Expected E(I) is measured as E(I) = −1/(number of points −1). Cluster pattern, Random pattern and dispersed patterns are detected when calculated Moran’s I value is higher than E(I), equal to E(i) or small than E(I) respectively. In this example, with the calculated score was higher than expected E(I) of −0.185, the malaria points showed a slightly statistically significant departure from a random pattern. This was demonstrated by high score of 0.0213 [a bit higher than random E(I)].
The selection of proper geographic scale for clustering analysis affects the analysis results. Objects may be detected as clustered, dispersed or random depending on the actual scale (in this case zoom scale) we define before proceeding the analysis. In fact, data was geocoded using reported addresses. However, there were missing in documenting correct addresses, then they were aggregated into communes or even into districts. The effect is known as Modifiable aerial unit problem that can radically affect the analysis results.
Indeed, the examples describe three spatial detection tools that compare the observed distribution to random pattern of points, or more specifically pattern of diseases. These functionalities are powerful testing tool to convey message to and to support decision making. By zooming in and out, in combination with clustering tool, users define the boundary of study area and understand changes of analytical results that vary with zoom scale. Nearest neighbour can be used for the global test of clustering, it measures distances between points and compare these distances to known pattern. It has been extended (in comparison to Quadrat statistics) to accommodate second, third, and higher order neighbourhood definitions. The outcome results of this analysis vary depending on spatial scale, because some look clustered in small scale but seem dispersed at large scale. If boundary box size is too small, each polygon may contain a couple of points. On the other hand, if it is too large, each polygon contains many points. This measure does not take into account that different points may be different in how points are represented (due to their differences in characteristics).
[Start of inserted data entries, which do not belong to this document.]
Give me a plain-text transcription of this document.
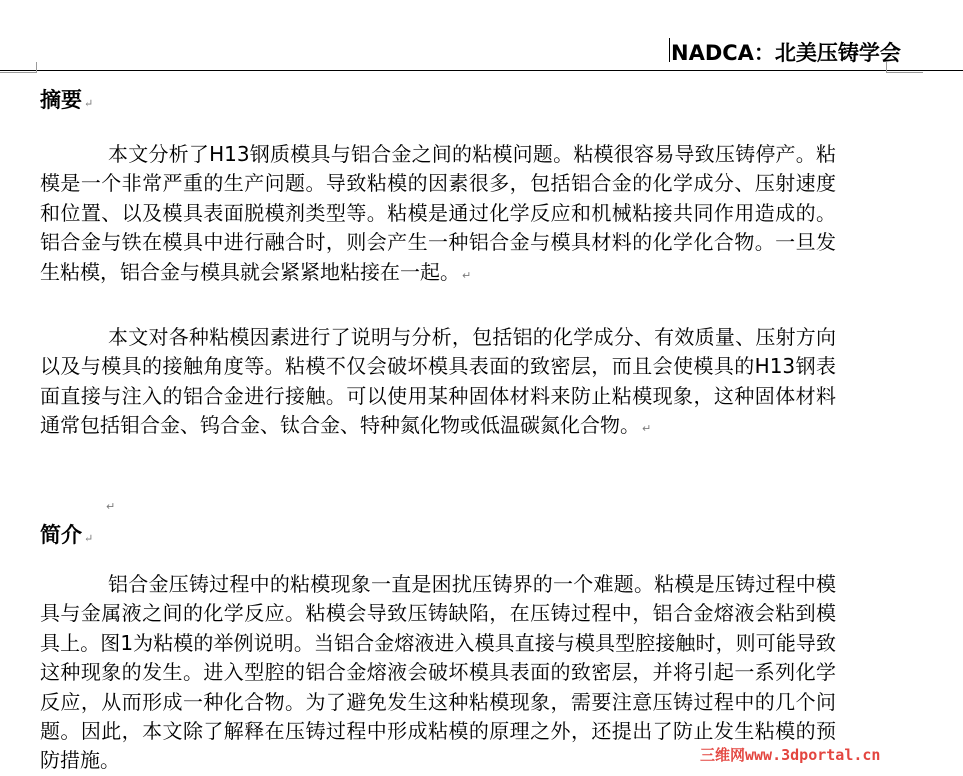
NADCA：北美压铸学会
摘要 ↵
本文分析了H13钢质模具与铝合金之间的粘模问题。粘模很容易导致压铸停产。粘模是一个非常严重的生产问题。导致粘模的因素很多，包括铝合金的化学成分、压射速度和位置、以及模具表面脱模剂类型等。粘模是通过化学反应和机械粘接共同作用造成的。铝合金与铁在模具中进行融合时，则会产生一种铝合金与模具材料的化学化合物。一旦发生粘模，铝合金与模具就会紧紧地粘接在一起。 ↵
本文对各种粘模因素进行了说明与分析，包括铝的化学成分、有效质量、压射方向以及与模具的接触角度等。粘模不仅会破坏模具表面的致密层，而且会使模具的H13钢表面直接与注入的铝合金进行接触。可以使用某种固体材料来防止粘模现象，这种固体材料通常包括钼合金、钨合金、钛合金、特种氮化物或低温碳氮化合物。 ↵
↵
简介 ↵
铝合金压铸过程中的粘模现象一直是困扰压铸界的一个难题。粘模是压铸过程中模具与金属液之间的化学反应。粘模会导致压铸缺陷，在压铸过程中，铝合金熔液会粘到模具上。图1为粘模的举例说明。当铝合金熔液进入模具直接与模具型腔接触时，则可能导致这种现象的发生。进入型腔的铝合金熔液会破坏模具表面的致密层，并将引起一系列化学反应，从而形成一种化合物。为了避免发生这种粘模现象，需要注意压铸过程中的几个问题。因此，本文除了解释在压铸过程中形成粘模的原理之外，还提出了防止发生粘模的预防措施。	三维网www.3dportal.cn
The second analysis takes into consideration distances among points and results in plot, describing areas where patterns are clustered or dispersed. All spatial processing of three analyses are done in PostGIS and measured statistics are sent back to client. The third one measures the proximity of location in considering effects of locational characteristics. However, this test considers the population at risk is evenly distributed within the study area and correlation in all directions are to be the same (Moran 1950). This is a drawback of the Moran’s I test. Through the Web based pattern detection tools, end users can interactively define (draw) area for measurement. The tools are three straightforward measurement of clustering and diversion that provide preliminary assessment to disease distribution. More spatial tests should be further incorporated.